- The first survey stake for what would become the city of Canberra, capital of Australia, was driven into the ground by King O’Malley, the Minister for Home Affairs.
- The State of Arkansas outlawed the practice of convict leasing.
- Four days after their forced resignations, former Mexican President Madero and Vice-President Pino Suarez, were shot to death after being transported from the presidential palace to a prison. The official explanation by President Huerta was that the two men were being transported in automobiles and “two-thirds of the way to the penitentiary, they were attacked by an armed group…and the prisoners tried to escape. An exchange of shots then took place in which one of the attacking party was killed, two were wounded and both prisoners killed.” Other accounts were that Major Francisco Cardenas, who was escorting the prisoners, shot both men and that President Huerta was told by U.S. Ambassador Henry Lane Wilson to do “whatever he thought best for the country”, after which “Huerta did just that”, having the two men executed at the prison.
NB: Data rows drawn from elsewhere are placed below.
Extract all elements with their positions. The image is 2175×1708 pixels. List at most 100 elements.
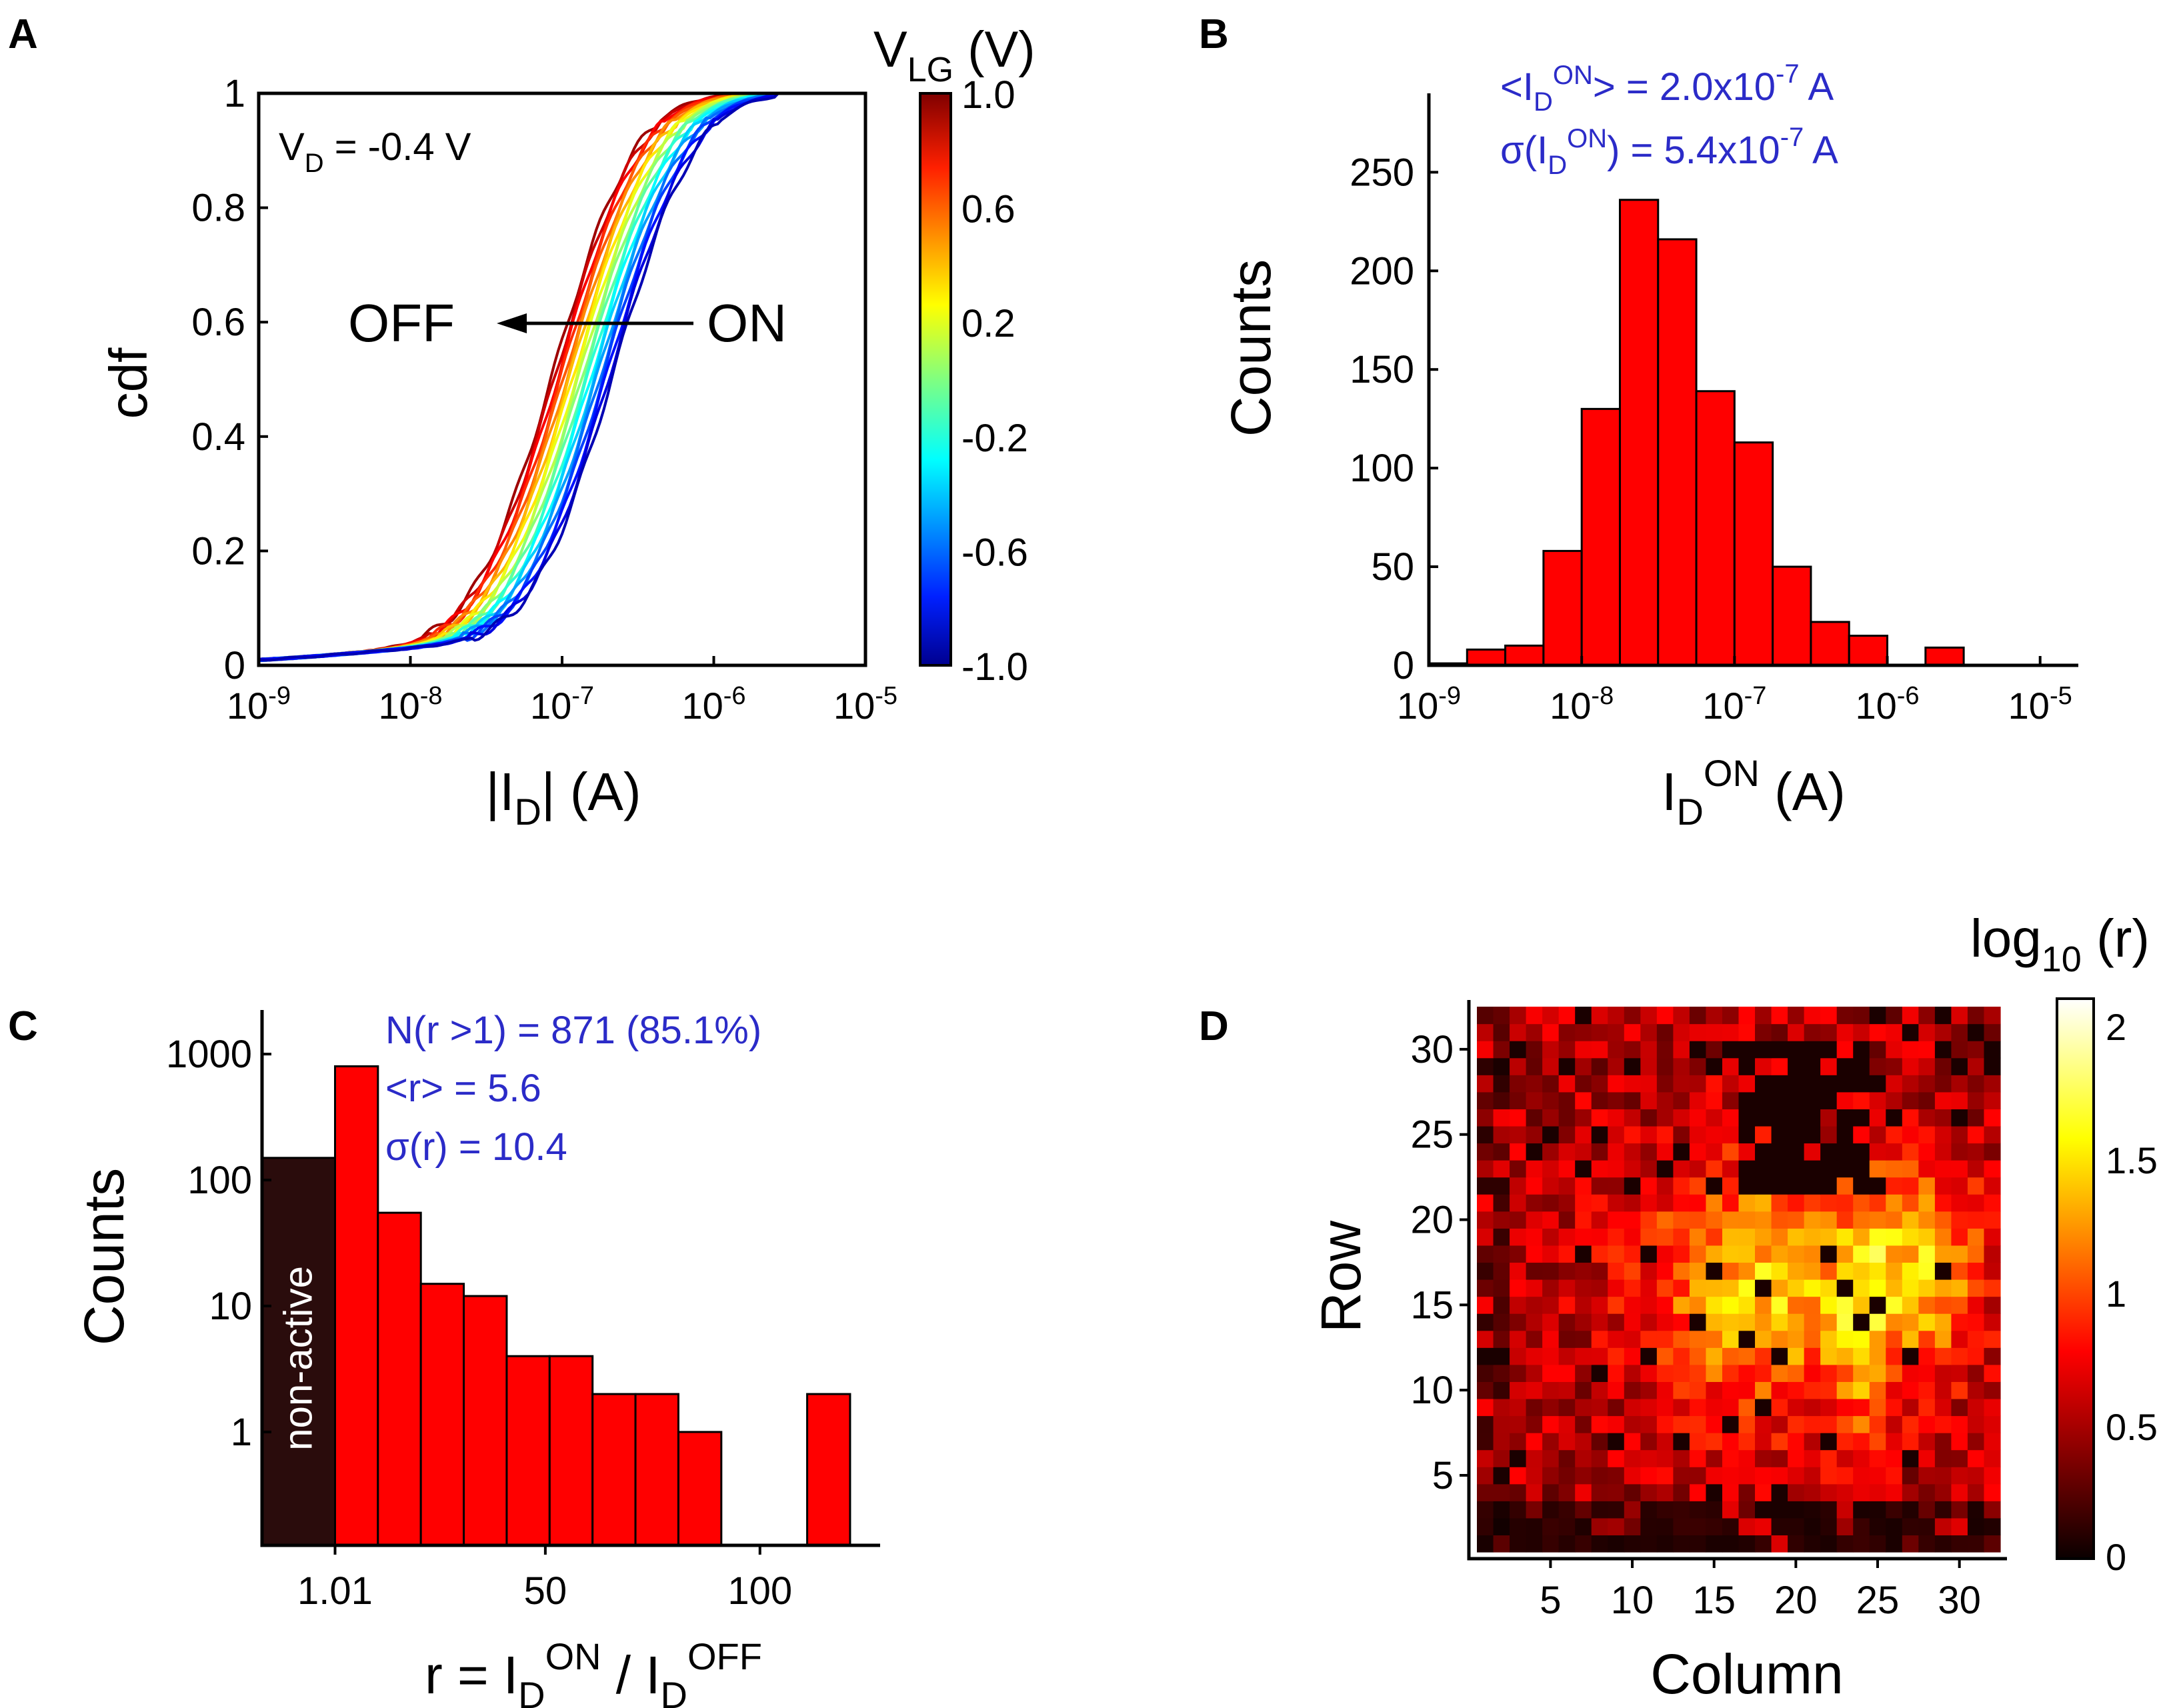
d-heatmap-cell — [1902, 1091, 1919, 1109]
b-y-tick-label: 200 — [1350, 249, 1414, 293]
d-heatmap-cell — [1689, 1041, 1707, 1059]
d-heatmap-cell — [1755, 1398, 1772, 1417]
d-heatmap-cell — [1526, 1262, 1543, 1280]
d-heatmap-cell — [1689, 1143, 1707, 1161]
d-heatmap-cell — [1771, 1143, 1788, 1161]
d-heatmap-cell — [1624, 1143, 1641, 1161]
b-x-tick-label: 10-5 — [2008, 682, 2072, 727]
d-heatmap-cell — [1477, 1228, 1494, 1246]
d-heatmap-cell — [1722, 1517, 1740, 1536]
d-heatmap-cell — [1771, 1041, 1788, 1059]
d-heatmap-cell — [1706, 1125, 1723, 1144]
d-heatmap-cell — [1575, 1125, 1592, 1144]
d-heatmap-cell — [1804, 1449, 1821, 1467]
d-heatmap-cell — [1575, 1347, 1592, 1365]
d-heatmap-cell — [1853, 1007, 1870, 1025]
d-heatmap-cell — [1869, 1075, 1886, 1093]
d-heatmap-cell — [1510, 1143, 1527, 1161]
d-heatmap-cell — [1591, 1262, 1608, 1280]
d-heatmap-cell — [1967, 1057, 1985, 1075]
d-heatmap-cell — [1656, 1143, 1674, 1161]
d-heatmap-cell — [1558, 1347, 1576, 1365]
d-heatmap-cell — [1918, 1041, 1936, 1059]
d-heatmap-cell — [1477, 1160, 1494, 1178]
d-heatmap-cell — [1951, 1517, 1968, 1536]
d-heatmap-cell — [1624, 1075, 1641, 1093]
c-bar — [377, 1211, 422, 1547]
d-heatmap-cell — [1510, 1075, 1527, 1093]
d-heatmap-cell — [1624, 1194, 1641, 1212]
d-x-tick-label: 15 — [1692, 1579, 1736, 1622]
d-heatmap-cell — [1722, 1091, 1740, 1109]
d-heatmap-cell — [1820, 1091, 1838, 1109]
d-colorbar-tick-label: 1 — [2106, 1273, 2126, 1315]
d-heatmap-cell — [1624, 1398, 1641, 1417]
d-heatmap-cell — [1526, 1279, 1543, 1297]
d-heatmap-cell — [1951, 1075, 1968, 1093]
d-heatmap-cell — [1510, 1347, 1527, 1365]
d-heatmap-cell — [1542, 1245, 1560, 1263]
d-heatmap-cell — [1934, 1398, 1952, 1417]
d-heatmap-cell — [1640, 1347, 1658, 1365]
d-x-axis-label: Column — [1650, 1643, 1843, 1705]
d-heatmap-cell — [1673, 1109, 1690, 1127]
d-heatmap-cell — [1836, 1007, 1854, 1025]
d-heatmap-cell — [1558, 1433, 1576, 1451]
d-heatmap-cell — [1869, 1467, 1886, 1485]
d-heatmap-cell — [1967, 1501, 1985, 1519]
d-heatmap-cell — [1510, 1535, 1527, 1553]
d-heatmap-cell — [1788, 1211, 1805, 1229]
d-heatmap-cell — [1706, 1109, 1723, 1127]
d-heatmap-cell — [1722, 1279, 1740, 1297]
d-heatmap-cell — [1984, 1177, 2001, 1195]
d-heatmap-cell — [1510, 1296, 1527, 1314]
d-heatmap-cell — [1608, 1433, 1625, 1451]
d-heatmap-cell — [1526, 1007, 1543, 1025]
d-heatmap-cell — [1526, 1296, 1543, 1314]
d-heatmap-cell — [1788, 1313, 1805, 1331]
d-heatmap-cell — [1967, 1330, 1985, 1348]
d-heatmap-cell — [1624, 1415, 1641, 1433]
d-heatmap-cell — [1640, 1057, 1658, 1075]
d-heatmap-cell — [1984, 1091, 2001, 1109]
d-heatmap-cell — [1542, 1330, 1560, 1348]
d-heatmap-cell — [1510, 1041, 1527, 1059]
d-heatmap-cell — [1608, 1057, 1625, 1075]
d-heatmap-cell — [1738, 1211, 1756, 1229]
d-heatmap-cell — [1853, 1041, 1870, 1059]
d-heatmap-cell — [1656, 1279, 1674, 1297]
d-heatmap-cell — [1689, 1109, 1707, 1127]
d-heatmap-cell — [1951, 1501, 1968, 1519]
a-x-tick-label: 10-5 — [833, 682, 897, 727]
d-heatmap-cell — [1836, 1398, 1854, 1417]
d-heatmap-cell — [1575, 1023, 1592, 1041]
d-heatmap-cell — [1902, 1007, 1919, 1025]
d-heatmap-cell — [1493, 1057, 1510, 1075]
c-bar — [806, 1393, 851, 1547]
d-heatmap-cell — [1722, 1296, 1740, 1314]
d-heatmap-cell — [1575, 1091, 1592, 1109]
a-vd-annotation: VD = -0.4 V — [279, 125, 471, 178]
a-y-axis-label: cdf — [99, 347, 158, 419]
d-heatmap-cell — [1526, 1160, 1543, 1178]
d-heatmap-cell — [1869, 1057, 1886, 1075]
d-heatmap-cell — [1722, 1449, 1740, 1467]
d-heatmap-cell — [1934, 1228, 1952, 1246]
d-heatmap-cell — [1934, 1211, 1952, 1229]
d-heatmap-cell — [1951, 1177, 1968, 1195]
d-heatmap-cell — [1984, 1483, 2001, 1501]
d-heatmap-cell — [1575, 1177, 1592, 1195]
d-heatmap-cell — [1918, 1262, 1936, 1280]
d-heatmap-cell — [1575, 1501, 1592, 1519]
d-heatmap-cell — [1984, 1262, 2001, 1280]
d-heatmap-cell — [1706, 1075, 1723, 1093]
d-heatmap-cell — [1869, 1501, 1886, 1519]
d-heatmap-cell — [1869, 1330, 1886, 1348]
d-heatmap-cell — [1656, 1501, 1674, 1519]
d-heatmap-cell — [1755, 1262, 1772, 1280]
d-heatmap-cell — [1886, 1517, 1903, 1536]
d-heatmap-cell — [1788, 1415, 1805, 1433]
d-heatmap-cell — [1755, 1057, 1772, 1075]
d-heatmap-cell — [1689, 1398, 1707, 1417]
d-heatmap-cell — [1967, 1211, 1985, 1229]
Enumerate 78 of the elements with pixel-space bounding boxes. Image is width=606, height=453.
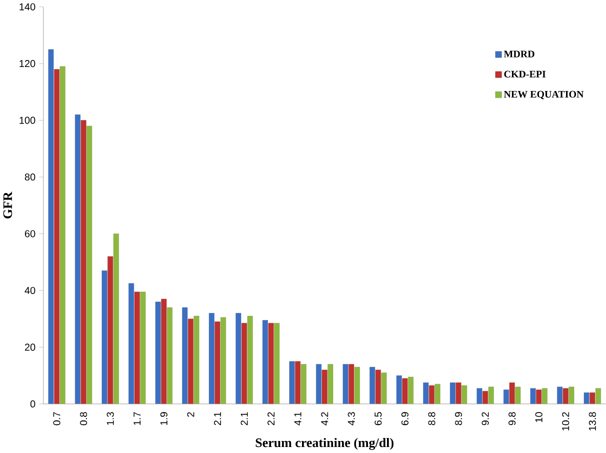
- x-tick-label: 6.9: [401, 412, 408, 425]
- x-tick-label: 4.1: [294, 412, 302, 426]
- x-tick-label: 9.8: [508, 412, 516, 426]
- bar: [113, 234, 119, 404]
- y-axis-title: GFR: [3, 191, 12, 218]
- bar: [370, 366, 376, 404]
- bar: [342, 364, 348, 404]
- y-tick-label: 40: [24, 286, 36, 294]
- y-tick-label: 120: [20, 60, 36, 68]
- bar: [155, 302, 161, 404]
- x-tick-label: 1.9: [160, 412, 168, 425]
- y-tick-label: 100: [20, 116, 36, 124]
- bar: [328, 364, 334, 404]
- x-tick-label: 6.5: [374, 412, 382, 425]
- bar: [396, 375, 402, 404]
- bar: [128, 283, 134, 404]
- x-tick-label: 4.3: [348, 412, 355, 426]
- bar: [60, 66, 66, 404]
- bar: [86, 126, 92, 404]
- bar: [456, 382, 462, 404]
- bar: [75, 114, 80, 404]
- bar: [140, 292, 146, 404]
- bar: [488, 386, 494, 404]
- bar: [381, 372, 387, 404]
- legend-label: MDRD: [504, 50, 534, 58]
- bar: [450, 382, 456, 404]
- bar: [247, 316, 253, 404]
- y-tick-label: 140: [20, 3, 36, 10]
- x-tick-label: 2.2: [268, 412, 274, 425]
- bar: [220, 317, 226, 404]
- y-tick-label: 20: [24, 344, 36, 351]
- y-tick-label: 0: [30, 400, 36, 408]
- bar: [515, 386, 521, 404]
- bar: [354, 366, 360, 404]
- bar: [434, 384, 440, 404]
- x-tick-label: 9.2: [482, 412, 489, 426]
- y-tick-label: 60: [24, 230, 36, 238]
- x-tick-label: 4.2: [321, 412, 328, 426]
- bar: [316, 364, 322, 404]
- bar: [423, 382, 429, 404]
- bar: [274, 322, 280, 404]
- bar: [596, 388, 601, 404]
- bar: [462, 385, 468, 404]
- bar: [102, 270, 108, 404]
- x-tick-label: 8.8: [428, 412, 436, 426]
- bar: [504, 390, 509, 404]
- x-tick-label: 10.2: [562, 412, 570, 430]
- x-tick-label: 1.7: [134, 412, 141, 425]
- bar: [557, 386, 563, 404]
- y-tick-label: 80: [24, 173, 36, 180]
- x-tick-label: 13.8: [588, 412, 596, 430]
- bar: [166, 307, 172, 404]
- x-tick-label: 8.9: [454, 412, 462, 426]
- bar: [542, 388, 548, 404]
- x-tick-label: 1.3: [106, 412, 114, 425]
- bar: [236, 312, 242, 404]
- bar: [182, 307, 188, 404]
- bar: [289, 361, 295, 404]
- bar: [408, 376, 414, 404]
- bar: [584, 392, 590, 404]
- x-tick-label: 2.1: [214, 412, 221, 425]
- bar: [208, 312, 214, 404]
- bar: [194, 316, 200, 404]
- bar: [48, 49, 54, 404]
- x-tick-label: 2: [187, 412, 194, 417]
- bar: [300, 364, 306, 404]
- legend-label: CKD-EPI: [504, 70, 546, 78]
- bar: [568, 386, 574, 404]
- x-tick-label: 2.1: [240, 412, 248, 425]
- x-tick-label: 0.8: [80, 412, 88, 426]
- bar: [476, 388, 482, 404]
- bar: [262, 320, 268, 404]
- bar: [530, 388, 536, 404]
- x-tick-label: 10: [535, 412, 542, 422]
- legend-label: NEW EQUATION: [504, 90, 584, 100]
- x-axis-title: Serum creatinine (mg/dl): [256, 438, 394, 450]
- x-tick-label: 0.7: [53, 412, 60, 426]
- bar: [268, 322, 274, 404]
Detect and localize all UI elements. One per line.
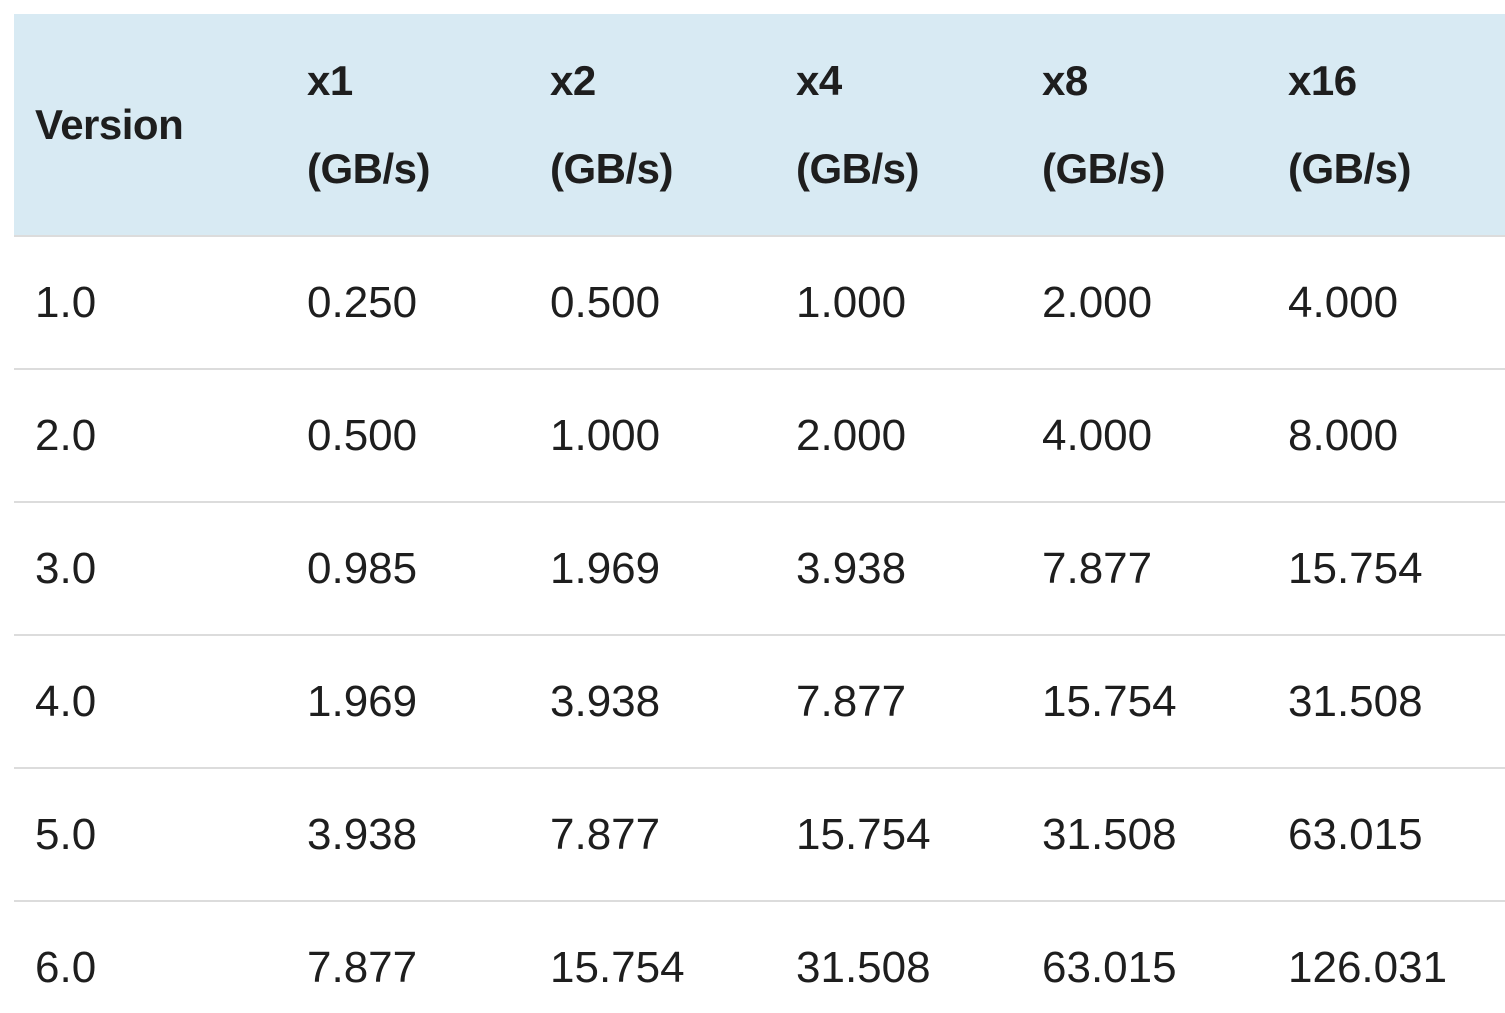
- value-cell: 3.938: [529, 634, 775, 768]
- value-cell: 8.000: [1267, 368, 1505, 502]
- table-header: Version x1 (GB/s) x2 (GB/s) x4 (GB/s) x8…: [14, 14, 1505, 236]
- value-cell: 31.508: [1021, 767, 1267, 901]
- header-unit: (GB/s): [1288, 144, 1412, 192]
- value-cell: 0.500: [286, 368, 529, 502]
- table-row: 5.0 3.938 7.877 15.754 31.508 63.015: [14, 767, 1505, 901]
- table-body: 1.0 0.250 0.500 1.000 2.000 4.000 2.0 0.…: [14, 235, 1505, 1013]
- table-row: 3.0 0.985 1.969 3.938 7.877 15.754: [14, 501, 1505, 635]
- header-unit: (GB/s): [550, 144, 674, 192]
- header-label: x8: [1042, 56, 1088, 104]
- header-unit: (GB/s): [1042, 144, 1166, 192]
- value-cell: 0.985: [286, 501, 529, 635]
- header-label: Version: [35, 100, 184, 148]
- column-header-x16: x16 (GB/s): [1267, 14, 1505, 236]
- column-header-x4: x4 (GB/s): [775, 14, 1021, 236]
- value-cell: 0.500: [529, 235, 775, 369]
- version-cell: 4.0: [14, 634, 286, 768]
- header-label: x2: [550, 56, 596, 104]
- column-header-x1: x1 (GB/s): [286, 14, 529, 236]
- value-cell: 31.508: [775, 900, 1021, 1013]
- header-label: x16: [1288, 56, 1357, 104]
- value-cell: 31.508: [1267, 634, 1505, 768]
- table-row: 6.0 7.877 15.754 31.508 63.015 126.031: [14, 900, 1505, 1013]
- value-cell: 0.250: [286, 235, 529, 369]
- table-row: 4.0 1.969 3.938 7.877 15.754 31.508: [14, 634, 1505, 768]
- version-cell: 1.0: [14, 235, 286, 369]
- column-header-x2: x2 (GB/s): [529, 14, 775, 236]
- table-row: 1.0 0.250 0.500 1.000 2.000 4.000: [14, 235, 1505, 369]
- header-row: Version x1 (GB/s) x2 (GB/s) x4 (GB/s) x8…: [14, 14, 1505, 236]
- value-cell: 15.754: [1021, 634, 1267, 768]
- value-cell: 15.754: [529, 900, 775, 1013]
- header-label: x1: [307, 56, 353, 104]
- value-cell: 3.938: [775, 501, 1021, 635]
- value-cell: 63.015: [1267, 767, 1505, 901]
- header-unit: (GB/s): [307, 144, 431, 192]
- value-cell: 15.754: [775, 767, 1021, 901]
- value-cell: 7.877: [1021, 501, 1267, 635]
- value-cell: 2.000: [775, 368, 1021, 502]
- column-header-version: Version: [14, 14, 286, 236]
- value-cell: 4.000: [1267, 235, 1505, 369]
- value-cell: 1.969: [529, 501, 775, 635]
- header-label: x4: [796, 56, 842, 104]
- table-row: 2.0 0.500 1.000 2.000 4.000 8.000: [14, 368, 1505, 502]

Note that only recently (1901) had Australia been federated under the British Crown as the Commonwealth of Australia by the Commonwealth of Australia Constitution Act a.k.a. a Dominion of the British Empire. Canada had become the first successful Dominion of that Empire in 1866, all those previous having been failures today known as the United States of America. This included the first attempted English Dominion – before the union with Scotland – in the attempted combination of present-day New Jersey, New York and all of New England into a “Dominion of New England” in the 1690’s that quickly fell apart.
The First World War was the proving ground for the mythic blood foundation of the new Twentieth Century Dominion. But right now it is staking down its own Distrito Federal.
The “Wilson” spoken of here is of course not that of the newly elected but not yet acting President Woodrow Wilson, but Henry Lane Wilson, then Taft’s ambassador to Mexico. Here the New York Times correspondent catches more than a whiff of ambassadorial involvement in the events of La Decena Tragica, as that correspondent discretely conveys to us.